Serbia "za" ukraińską rezolucją. Moskwa natychmiast zareagowała
Prezydent Serbii, Aleksandar Vuczić, przyznał w poniedziałek, że Belgrad popełnił błąd, popierając tego dnia rezolucję ONZ dotyczącą Ukrainy. Chwilę później rzeczniczka rosyjskiego MSZ Maria Zacharowa zwróciła się do nich w ojczystym języku.
Zgromadzenie Ogólne ONZ przyjęło ukraińską rezolucję potępiającą rosyjską agresję oraz amerykańską rezolucję, zawierającą poprawki m.in. zgłoszone przez Polskę, w których określono wojnę jako inwazję Rosji.

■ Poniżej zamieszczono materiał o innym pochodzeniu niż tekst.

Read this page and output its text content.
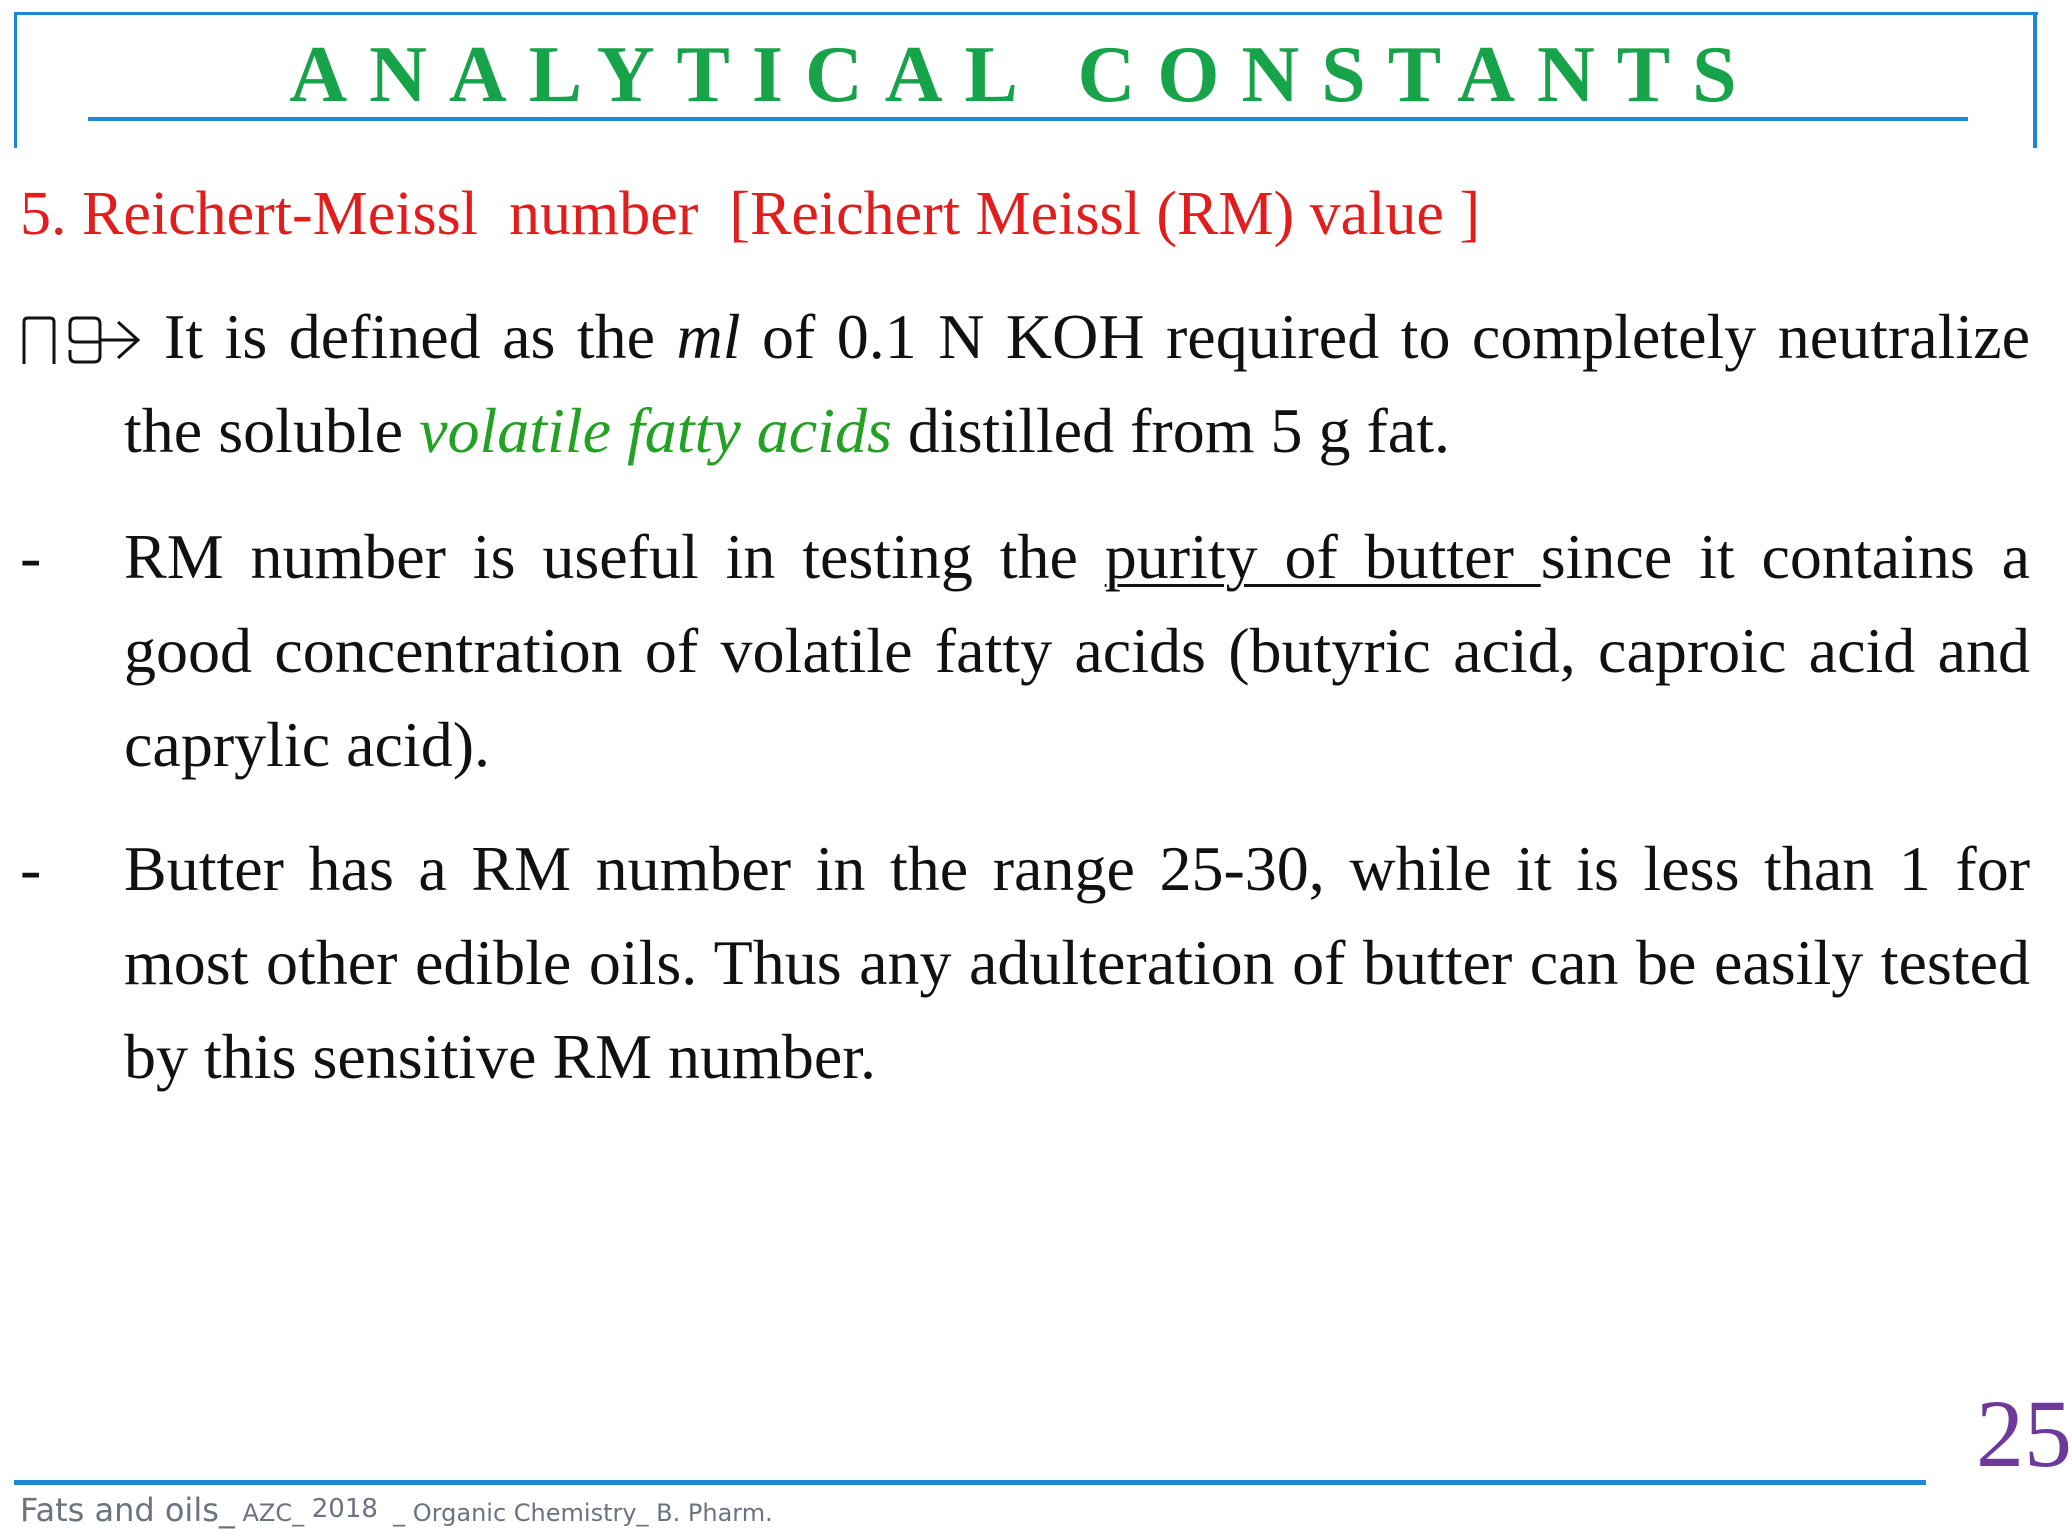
ANALYTICAL CONSTANTS

5. Reichert-Meissl  number  [Reichert Meissl (RM) value ]

It is defined as the ml of 0.1 N KOH required to completely neutralize the soluble volatile fatty acids distilled from 5 g fat.

- RM number is useful in testing the purity of butter since it contains a good concentration of volatile fatty acids (butyric acid, caproic acid and caprylic acid).

- Butter has a RM number in the range 25-30, while it is less than 1 for most other edible oils. Thus any adulteration of butter can be easily tested by this sensitive RM number.

Fats and oils_ AZC_ 2018  _ Organic Chemistry_ B. Pharm.
25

"Pomyłka" Belgradu. Prezydent przeprasza
Za ukraińską rezolucją opowiedziały się 93 państwa, przeciwko zagłosowało 18, a 65 wstrzymało się od głosu. Wśród przeciwników znalazły się m.in. Stany Zjednoczone i Rosja, natomiast Chiny postanowiły nie oddawać głosu.

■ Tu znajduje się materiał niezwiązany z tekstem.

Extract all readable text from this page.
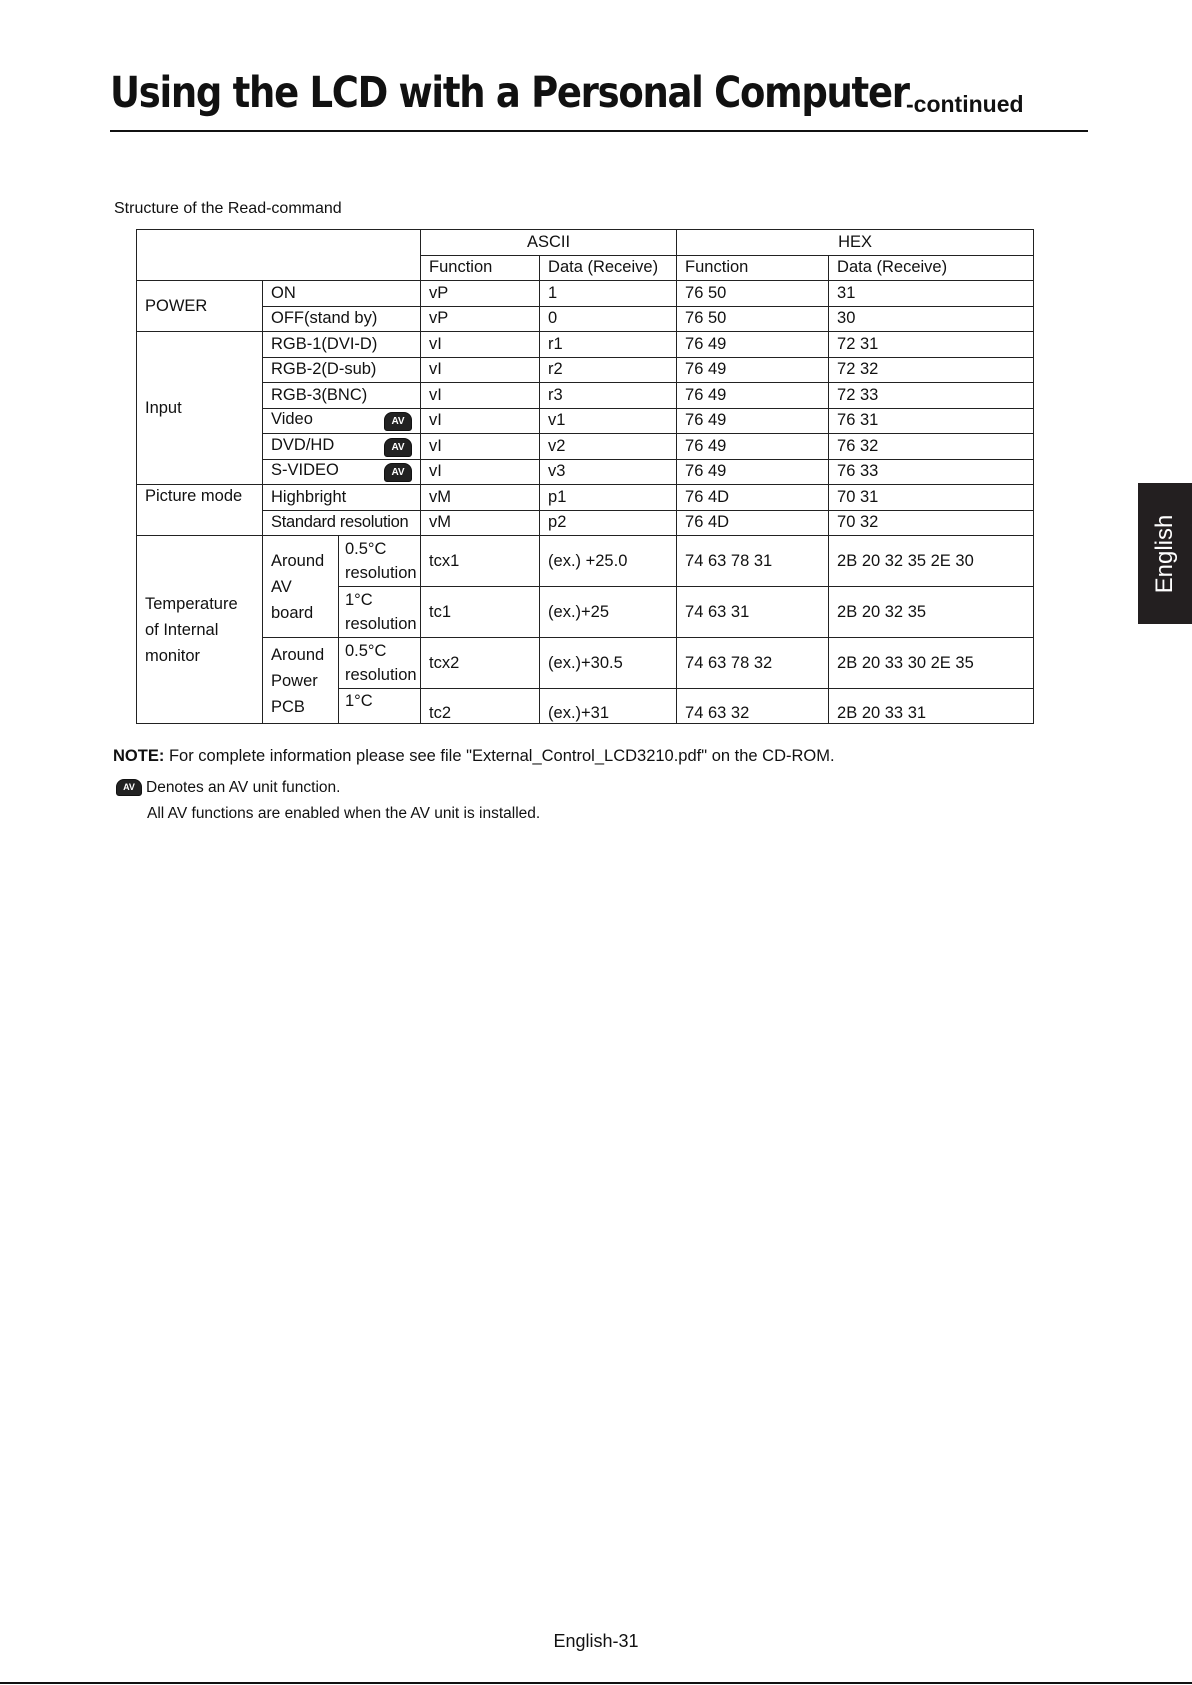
Using the LCD with a Personal Computer
-continued
Structure of the Read-command
			ASCII		HEX	
			Function	Data (Receive)	Function	Data (Receive)
POWER	ON		vP	1	76 50	31
	OFF(stand by)		vP	0	76 50	30
Input	RGB-1(DVI-D)		vI	r1	76 49	72 31
	RGB-2(D-sub)		vI	r2	76 49	72 32
	RGB-3(BNC)		vI	r3	76 49	72 33
	Video AV		vI	v1	76 49	76 31
	DVD/HD AV		vI	v2	76 49	76 32
	S-VIDEO AV		vI	v3	76 49	76 33
Picture mode	Highbright		vM	p1	76 4D	70 31
	Standard resolution		vM	p2	76 4D	70 32
Temperature of Internal monitor	Around AV board	0.5°C resolution	tcx1	(ex.) +25.0	74 63 78 31	2B 20 32 35 2E 30
		1°C resolution	tc1	(ex.)+25	74 63 31	2B 20 32 35
	Around Power PCB	0.5°C resolution	tcx2	(ex.)+30.5	74 63 78 32	2B 20 33 30 2E 35
		1°C	tc2	(ex.)+31	74 63 32	2B 20 33 31
NOTE: For complete information please see file "External_Control_LCD3210.pdf" on the CD-ROM.
AV Denotes an AV unit function.
All AV functions are enabled when the AV unit is installed.
English
English-31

Dalsza część artykułu pod materiałem wideo
Trzecia rocznica wojny w Ukrainie. Delegacja w Kijowie oddała hołd ofiarom
Serbia poparła ukraińską rezolucję. - Uważam, że był to błąd i przepraszam za to naszych obywateli – powiedział prezydent Vuczić w wywiadzie dla telewizji Happy. Dodał również: "Nie powinniśmy podlizywać się żadnej ze stron".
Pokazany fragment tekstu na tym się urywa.